Os braços fortes da fé

Lançado na França, "Os Novos Soldados do Papa" traça a ascensão dos conservadores na igreja desde o pontificado de João Paulo 2º

STÉPHANIE LE BARS

Cidadela sitiada, a Igreja Católica precisaria de "novos soldados" para resistir aos ataques conjugados "do laicismo, do islamismo e do protestantismo".
Para tanto, Bento 16 privilegiaria as correntes mais conservadoras e mais intransigentes da igreja: Legião de Cristo, Opus Dei e movimento tradicionalista. Isso sob o risco de reduzir o Vaticano 2º (concílio reunido de 1962 a 65 e que desembocou em uma maior abertura da igreja para o mundo) a "um parêntese rapidamente fechado" e de ver a igreja adotar os códigos mais "coercitivos" desses movimentos.
Essa é a tese, sem nuanças, desenvolvida por Caroline Fourest e Fiammetta Venner em "Les Nouveaux Soldats du Pape" [Os Novos Soldados do Papa, ed. du Panama, 316 págs., 20, R$ 59].
Mas, se é verdade que Bento 16 ouve atentamente os tradicionalistas, se é verdade que uma corrente personalista e conservadora está em ação na Igreja Católica, o lugar desses "novos" soldados não é, na verdade, tão novo assim.
A atitude de João Paulo 2º em relação a esses grupos, dois deles surgidos nos anos 1930 e 40, tende a provar isso. O antecessor de Bento 16 foi especialmente aberto a sua instalação na paisagem eclesiástica romana.

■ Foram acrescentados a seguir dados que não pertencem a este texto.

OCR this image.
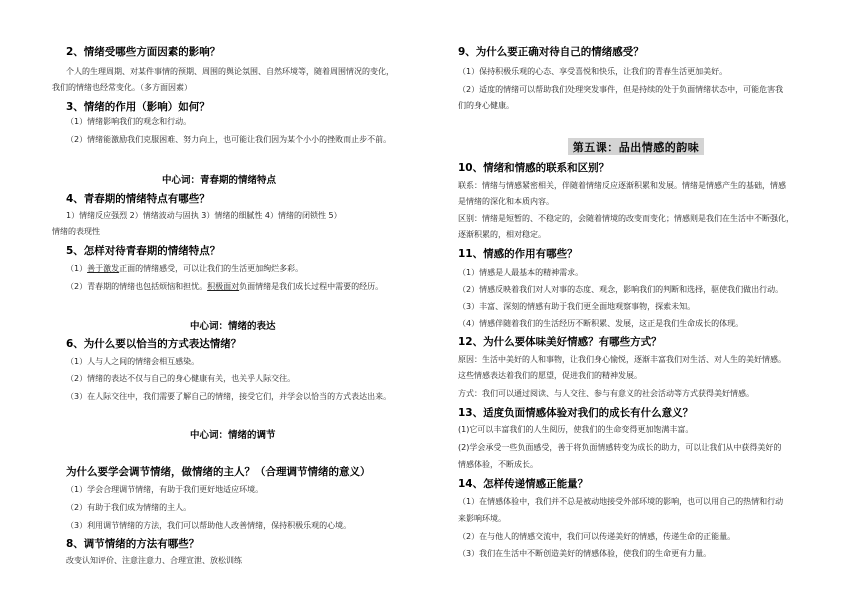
2、情绪受哪些方面因素的影响？
个人的生理周期、对某件事情的预期、周围的舆论氛围、自然环境等，随着周围情况的变化，
我们的情绪也经常变化。（多方面因素）
3、情绪的作用（影响）如何？
（1）情绪影响我们的观念和行动。
（2）情绪能激励我们克服困难、努力向上，也可能让我们因为某个小小的挫败而止步不前。
中心词：青春期的情绪特点
4、青春期的情绪特点有哪些？
1）情绪反应强烈 2）情绪波动与固执 3）情绪的细腻性 4）情绪的闭锁性 5）
情绪的表现性
5、怎样对待青春期的情绪特点？
（1）善于激发正面的情绪感受，可以让我们的生活更加绚烂多彩。
（2）青春期的情绪也包括烦恼和担忧。积极面对负面情绪是我们成长过程中需要的经历。
中心词：情绪的表达
6、为什么要以恰当的方式表达情绪？
（1）人与人之间的情绪会相互感染。
（2）情绪的表达不仅与自己的身心健康有关，也关乎人际交往。
（3）在人际交往中，我们需要了解自己的情绪，接受它们，并学会以恰当的方式表达出来。
中心词：情绪的调节
为什么要学会调节情绪，做情绪的主人？（合理调节情绪的意义）
（1）学会合理调节情绪，有助于我们更好地适应环境。
（2）有助于我们成为情绪的主人。
（3）利用调节情绪的方法，我们可以帮助他人改善情绪，保持积极乐观的心境。
8、调节情绪的方法有哪些？
改变认知评价、注意注意力、合理宣泄、放松训练
9、为什么要正确对待自己的情绪感受？
（1）保持积极乐观的心态、享受喜悦和快乐，让我们的青春生活更加美好。
（2）适度的情绪可以帮助我们处理突发事件，但是持续的处于负面情绪状态中，可能危害我
们的身心健康。
第五课：品出情感的韵味
10、情绪和情感的联系和区别？
联系：情绪与情感紧密相关，伴随着情绪反应逐渐积累和发展。情绪是情感产生的基础，情感
是情绪的深化和本质内容。
区别：情绪是短暂的、不稳定的，会随着情境的改变而变化；情感则是我们在生活中不断强化，
逐渐积累的，相对稳定。
11、情感的作用有哪些？
（1）情感是人最基本的精神需求。
（2）情感反映着我们对人对事的态度、观念，影响我们的判断和选择，驱使我们做出行动。
（3）丰富、深刻的情感有助于我们更全面地观察事物，探索未知。
（4）情感伴随着我们的生活经历不断积累、发展，这正是我们生命成长的体现。
12、为什么要体味美好情感？有哪些方式？
原因：生活中美好的人和事物，让我们身心愉悦，逐渐丰富我们对生活、对人生的美好情感。
这些情感表达着我们的愿望，促进我们的精神发展。
方式：我们可以通过阅读、与人交往、参与有意义的社会活动等方式获得美好情感。
13、适度负面情感体验对我们的成长有什么意义？
(1)它可以丰富我们的人生阅历，使我们的生命变得更加饱满丰富。
(2)学会承受一些负面感受，善于将负面情感转变为成长的助力，可以让我们从中获得美好的
情感体验，不断成长。
14、怎样传递情感正能量？
（1）在情感体验中，我们并不总是被动地接受外部环境的影响，也可以用自己的热情和行动
来影响环境。
（2）在与他人的情感交流中，我们可以传递美好的情感，传递生命的正能量。
（3）我们在生活中不断创造美好的情感体验，使我们的生命更有力量。
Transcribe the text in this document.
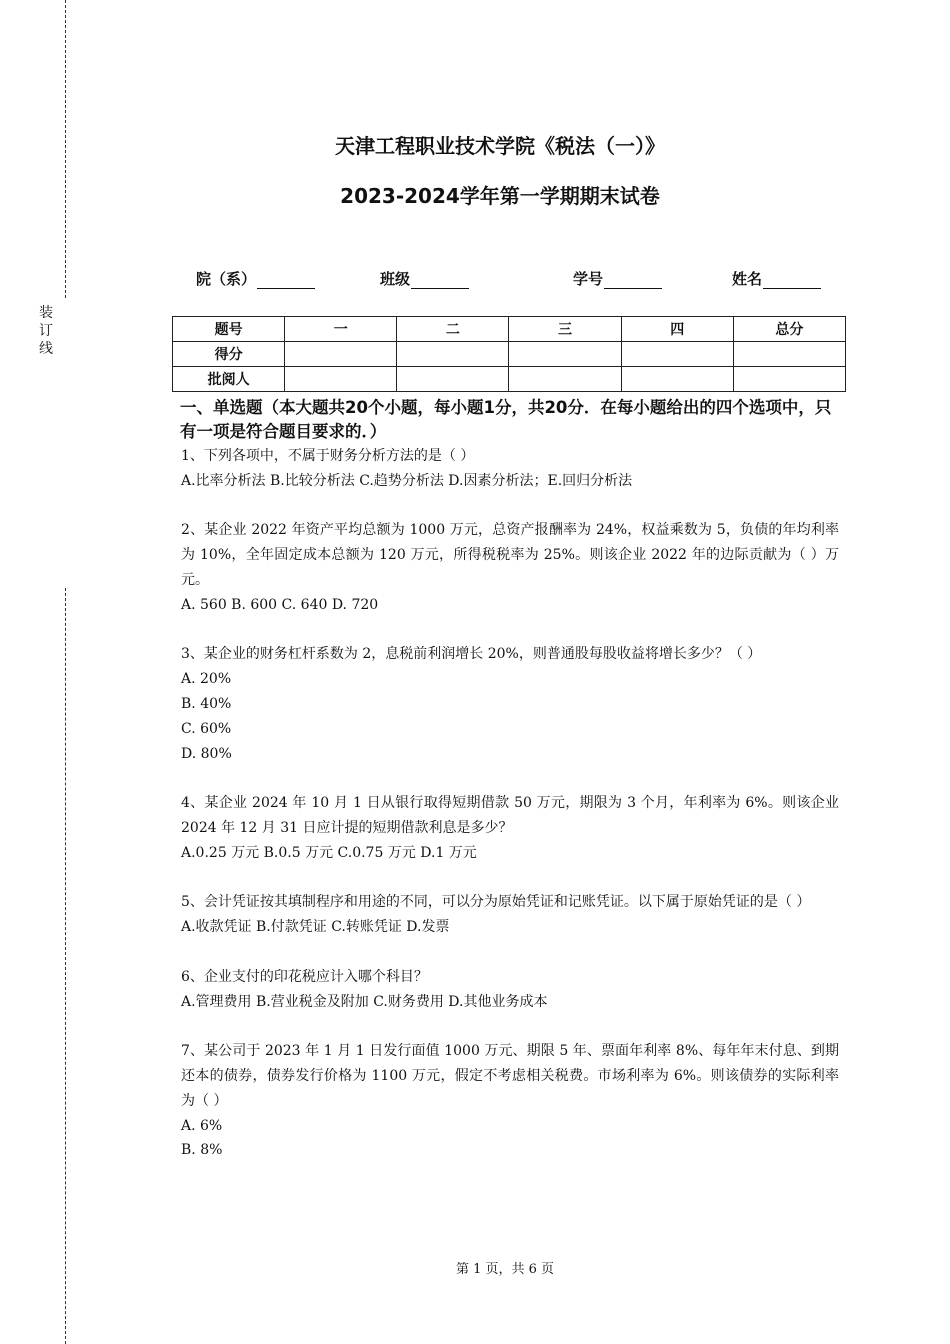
装订线
天津工程职业技术学院《税法（一）》
2023-2024学年第一学期期末试卷
院（系）	班级	学号	姓名
题号	一	二	三	四	总分
得分					
批阅人					
一、单选题（本大题共20个小题，每小题1分，共20分．在每小题给出的四个选项中，只有一项是符合题目要求的．）
1、下列各项中，不属于财务分析方法的是（ ）
A.比率分析法 B.比较分析法 C.趋势分析法 D.因素分析法；E.回归分析法
2、某企业 2022 年资产平均总额为 1000 万元，总资产报酬率为 24%，权益乘数为 5，负债的年均利率为 10%，全年固定成本总额为 120 万元，所得税税率为 25%。则该企业 2022 年的边际贡献为（ ）万元。
A. 560 B. 600 C. 640 D. 720
3、某企业的财务杠杆系数为 2，息税前利润增长 20%，则普通股每股收益将增长多少？（ ）
A. 20%
B. 40%
C. 60%
D. 80%
4、某企业 2024 年 10 月 1 日从银行取得短期借款 50 万元，期限为 3 个月，年利率为 6%。则该企业 2024 年 12 月 31 日应计提的短期借款利息是多少？
A.0.25 万元 B.0.5 万元 C.0.75 万元 D.1 万元
5、会计凭证按其填制程序和用途的不同，可以分为原始凭证和记账凭证。以下属于原始凭证的是（ ）
A.收款凭证 B.付款凭证 C.转账凭证 D.发票
6、企业支付的印花税应计入哪个科目？
A.管理费用 B.营业税金及附加 C.财务费用 D.其他业务成本
7、某公司于 2023 年 1 月 1 日发行面值 1000 万元、期限 5 年、票面年利率 8%、每年年末付息、到期还本的债券，债券发行价格为 1100 万元，假定不考虑相关税费。市场利率为 6%。则该债券的实际利率为（ ）
A. 6%
B. 8%
第 1 页，共 6 页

Dava atenção constante à Legião de Cristo, enquanto seu fundador, Marcial Maciel, do qual era próximo, era acusado de abusos sexuais.
Foi justamente Bento 16 quem, em 2006, dois anos antes da morte de Maciel, o afastou, oficialmente, de toda responsabilidade pública.

Missa em latim
Igualmente próximo da Opus Dei, João Paulo 2º permitiu, em 2002, a canonização "expressa" de seu fundador, Josemaría Escrivá, morto em 1975. Já Bento 16 apelou a um jesuíta, Federico Lombardi, para assumir a chefia da comunicação do Vaticano, como salientam apropriadamente as autoras.
A análise da atitude de Bento 16 para com os tradicionalistas e os integralistas cismáticos é mais convincente.
Persuadido de que a lembrança dos princípios "fundamentais e tradicionais" da igreja é uma das condições para manter a unidade da instituição e combater o "relativismo", Bento 16 não deixou de lhes estender a mão, sobretudo liberalizando a celebração da missa em latim, em julho de 2007.
Em apoio a sua tese, as autoras mergulham na história e nos escritos desses diferentes movimentos.
Essa compilação abrange eficazmente os anos de criação desses "braços armados do Vaticano" e suas atribulações para encontrar um lugar na instituição católica. O retrato que traça da Legião do Cristo, fundada no México, passa por uma biografia pouco lisonjeira de seu fundador.
Na apresentação da Opus Dei, as autoras revêem o testemunho de antigos "opusianos" e lembram as imagens tradicionalmente ligadas à Opus Dei: união histórica com o franquismo, gosto pelo secreto e pela mortificação, métodos sectários, prática radical da fé, devoção extrema, penetração nos círculos do poder, obediência absoluta ao papa.
Em tal contexto, pode-se lamentar que, nesse areópago de católicos supostamente influentes na igreja de hoje, as autoras não tenham incluído a corrente carismática, apesar de seu claro avanço.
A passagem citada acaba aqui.